The EU has issued its first ever cyber-sanctions regarding cyber attacks, imposing them against alleged Russian military agents, Chinese cyber spies, and organizations including a North Korean firm, per reporting in the AP. The sanctions quote “are a travel ban and asset freeze to natural persons and an asset freeze to entities or bodies. It is also prohibited to directly or indirectly make funds available to listed individuals and entities or bodies.”
Meanwhile, a Canadian services provider, Pivot Technology solutions, revealed vandals stole Personal information of US employees and consultants, including names, addresses, dates of birth, gender, disability status, payroll data, banking details, social security numbers, and insurance coverage.

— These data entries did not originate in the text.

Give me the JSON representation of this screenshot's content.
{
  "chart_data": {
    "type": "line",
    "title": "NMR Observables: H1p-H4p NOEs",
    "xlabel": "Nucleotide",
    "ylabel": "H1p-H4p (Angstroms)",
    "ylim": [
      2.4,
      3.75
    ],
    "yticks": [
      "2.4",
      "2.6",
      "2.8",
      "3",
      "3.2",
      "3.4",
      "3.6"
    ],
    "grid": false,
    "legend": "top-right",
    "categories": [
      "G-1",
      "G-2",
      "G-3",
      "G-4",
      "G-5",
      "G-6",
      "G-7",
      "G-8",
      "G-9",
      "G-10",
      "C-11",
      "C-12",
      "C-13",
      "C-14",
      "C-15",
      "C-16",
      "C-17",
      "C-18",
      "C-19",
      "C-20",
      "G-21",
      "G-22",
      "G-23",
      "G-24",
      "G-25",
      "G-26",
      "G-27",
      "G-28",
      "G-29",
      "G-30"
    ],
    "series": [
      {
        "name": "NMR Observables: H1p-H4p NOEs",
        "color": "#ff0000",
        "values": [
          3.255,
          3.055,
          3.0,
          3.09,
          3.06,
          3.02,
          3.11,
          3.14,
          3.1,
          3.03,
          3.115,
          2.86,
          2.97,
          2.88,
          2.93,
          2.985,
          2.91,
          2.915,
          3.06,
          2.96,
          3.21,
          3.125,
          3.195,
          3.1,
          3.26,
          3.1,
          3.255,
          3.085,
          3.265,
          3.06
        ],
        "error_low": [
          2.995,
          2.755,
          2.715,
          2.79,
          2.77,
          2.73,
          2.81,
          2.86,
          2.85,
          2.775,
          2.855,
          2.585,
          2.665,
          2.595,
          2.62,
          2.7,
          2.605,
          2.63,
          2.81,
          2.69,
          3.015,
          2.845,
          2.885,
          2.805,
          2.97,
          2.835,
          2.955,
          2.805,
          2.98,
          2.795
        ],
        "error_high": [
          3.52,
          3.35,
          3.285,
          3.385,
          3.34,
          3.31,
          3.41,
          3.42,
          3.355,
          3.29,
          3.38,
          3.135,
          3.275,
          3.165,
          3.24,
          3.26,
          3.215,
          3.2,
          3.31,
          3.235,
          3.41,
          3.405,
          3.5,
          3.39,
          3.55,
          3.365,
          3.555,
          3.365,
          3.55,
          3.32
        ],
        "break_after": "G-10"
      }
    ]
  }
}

And Twitter has further updated on its social engineering failure, identifying it was a targeted phone-based social engineering attack to gain access to the internal network and support tools.
Why do we care?
It’s a huge change to move to add cyber-sanctions to the arsenal. The EU is ratcheting up the response, and this is indiciative. The moves at the nation-state level give clear indication of what will be coming – these are serious crimes, and will be dealt with as such.
Which is why I include the other two stories – the provider had to do a disclosure, which revealed the broad nature of the theft. The missing component is the consquences. On the private industry side, these are both serious disruptions and massive risks for society… and right now, the consquences are not proportional.
I don’t expect that to remain this way, and thus we care because we should be planning for that.